POC: One of the rationales that people use when defending companies whose mission, products, or practices might be questionable or in conflict with their own values is that those businesses create value. Is that that the right measure?

MOL: The way that we measure value in our society is by GDP. And GDP, income, or revenue – a lot of these miss a lot of the other impacts that companies are having on society. If you sell cigarettes that will contribute to GDP. So, will selling a healthy organic meal. Part of what the ESG conversation is trying to do is recognize that even if two companies have the same income, they might have drastically different impacts on society.

WV: There’s actually a project going on at Harvard called the Impact Weighted Accounts Initiative and they are working to try to ascribe dollar values to what Michael has described. For example, we don’t measure companies that are having a positive benefit on society. We do a really poor job of actually even just giving people credit for doing that. But just starting with measuring who is actually investing for the long run, who is actually having positive knock-on social effects and who is having the opposite – we should know those things. That kind of information is valuable, whether you believe capitalism is a great system or whether you believe capitalism needs to be reformed.

 

POC: Are those two separate ideas? At one point in the book, you say it’s easy to forget why capitalism is worth saving. Remind us.

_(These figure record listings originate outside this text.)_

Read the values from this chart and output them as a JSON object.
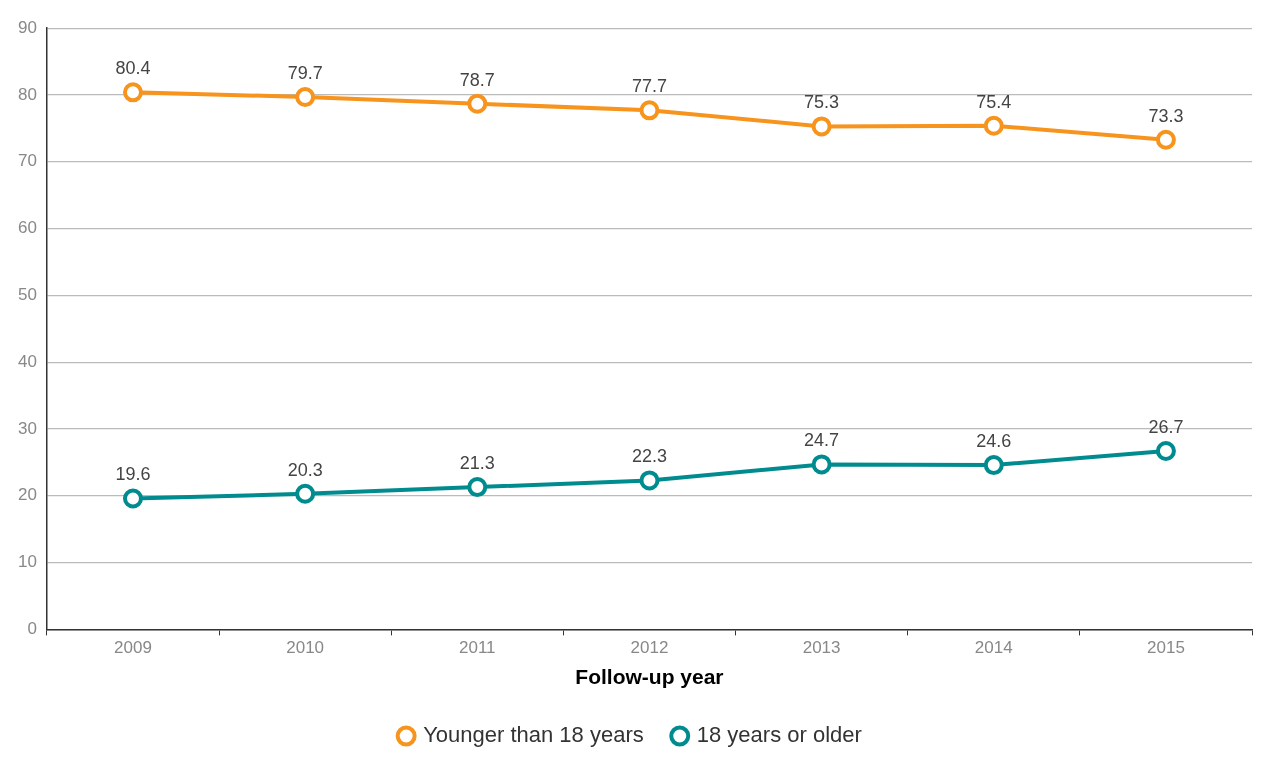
{
  "chart_data": {
    "type": "line",
    "xlabel": "Follow-up year",
    "categories": [
      "2009",
      "2010",
      "2011",
      "2012",
      "2013",
      "2014",
      "2015"
    ],
    "series": [
      {
        "name": "Younger than 18 years",
        "color": "#f7941d",
        "values": [
          80.4,
          79.7,
          78.7,
          77.7,
          75.3,
          75.4,
          73.3
        ]
      },
      {
        "name": "18 years or older",
        "color": "#008b8f",
        "values": [
          19.6,
          20.3,
          21.3,
          22.3,
          24.7,
          24.6,
          26.7
        ]
      }
    ],
    "ylim": [
      0,
      90
    ],
    "yticks": [
      0,
      10,
      20,
      30,
      40,
      50,
      60,
      70,
      80,
      90
    ],
    "grid": "y",
    "legend": "bottom",
    "marker": "circle",
    "line_style": "solid",
    "data_labels": true
  }
}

WV: If you look back at the history of capitalism the report card reads pretty darn well. So in the three millennia up to 1750, GDP growth per capita changed almost not at all. The standard of living, life expectancy, how much food there was and wasn’t – all that stuff basically never changed for 3,000 years. And then, from 1750 until today, global GDP per capita has risen by 37 times. That is an enormous change that explains improved life expectancy, abundant food in many places, increased leisure time, better medicine, all kinds of things that we value today but in some ways take for granted.

Those change didn’t happen by accident, they happened by capitalism. So, we owe a lot to this system. But that doesn’t mean that we must accept capitalism on its past track record. We should look at capitalism and how it works today. And the truth is right now capitalism as practiced over the last 20-30 years in America has created some pretty distorted results.

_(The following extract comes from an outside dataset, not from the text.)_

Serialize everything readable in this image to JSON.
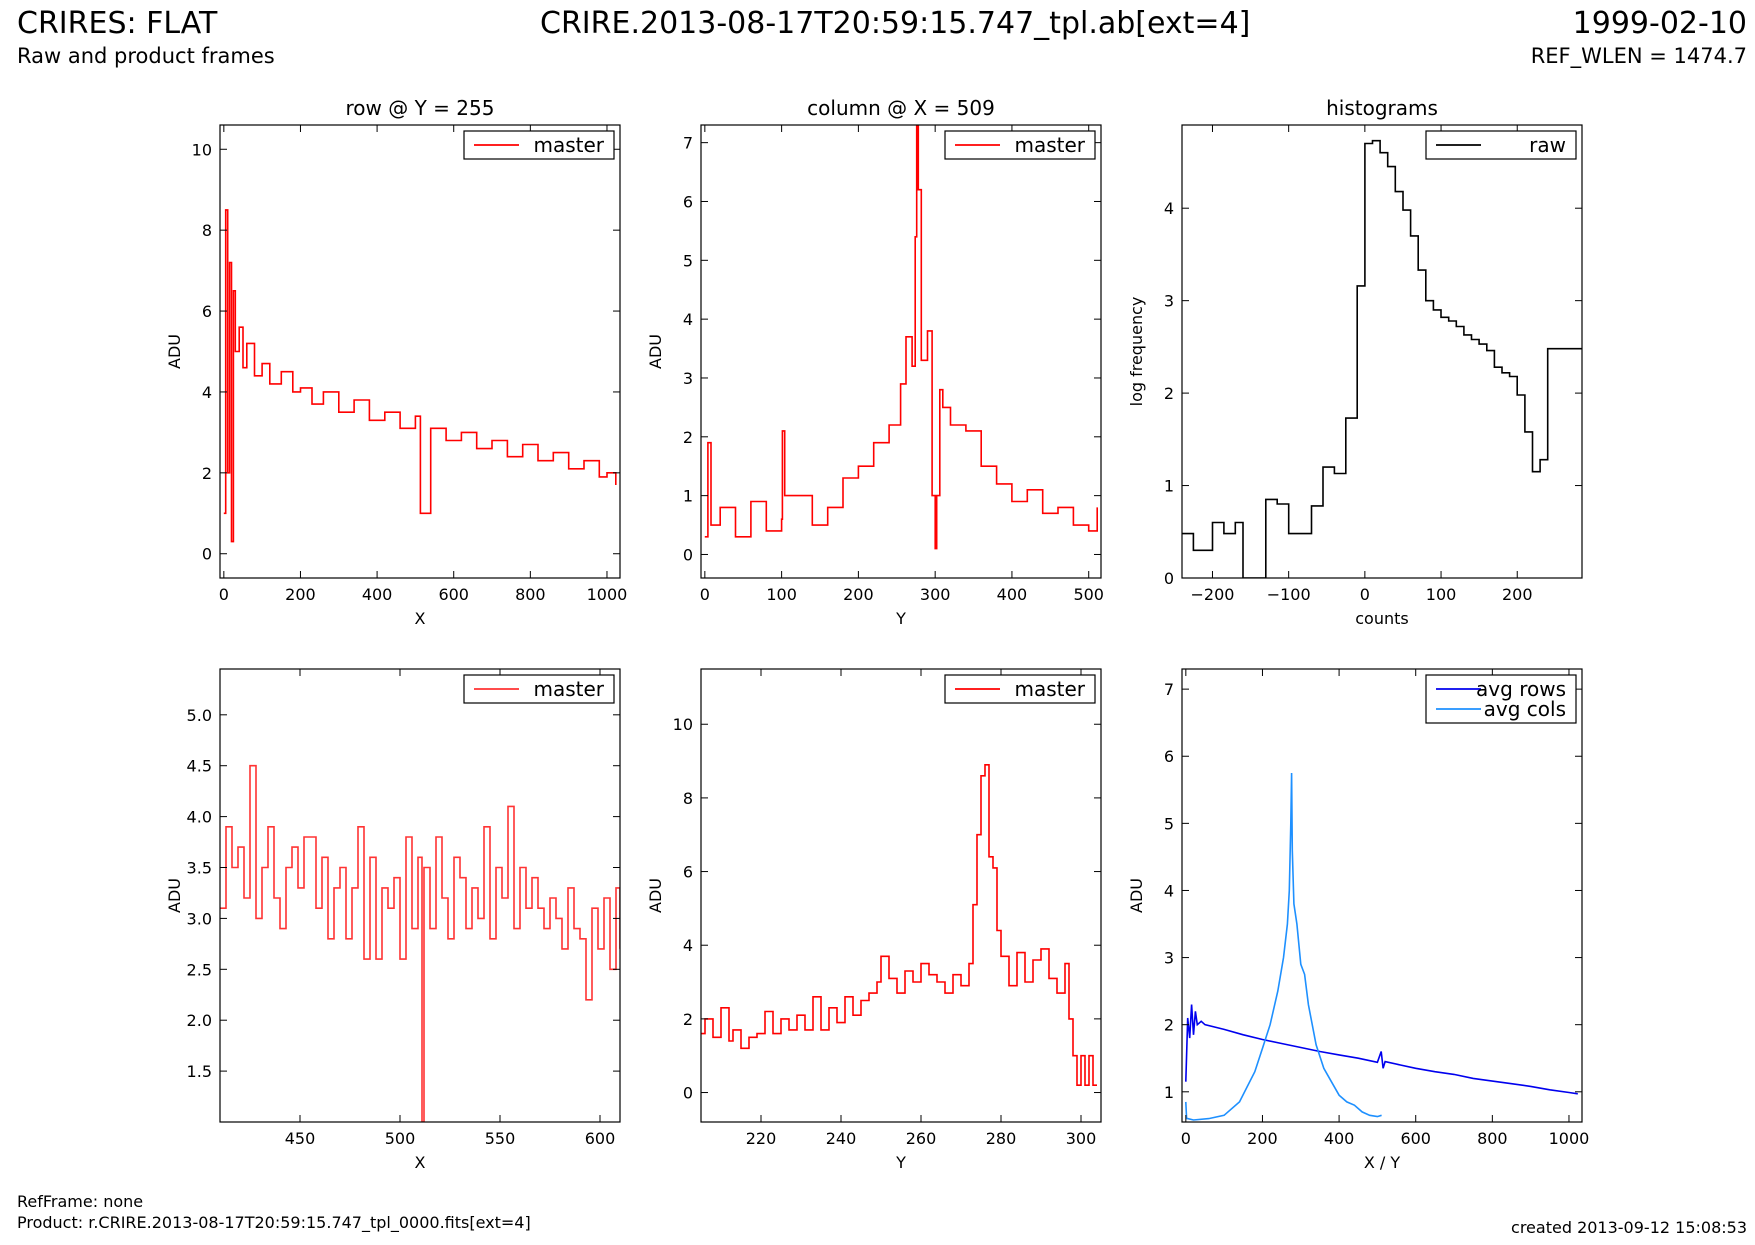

Only one in three Americans today believes that they’re going to be better off than their parents. Basically from World War II into the early ‘70s worker wages moved up as productivity moved up. Then all of a sudden, in 1973, those two lines diverged. Productivity has gone up 250 percent since 1973 and worker wages have been basically flat. These are things that we think can be changed not just to the betterment of workers but frankly to the betterment of the broader economy, because broadly shared prosperity actually improves overall productivity.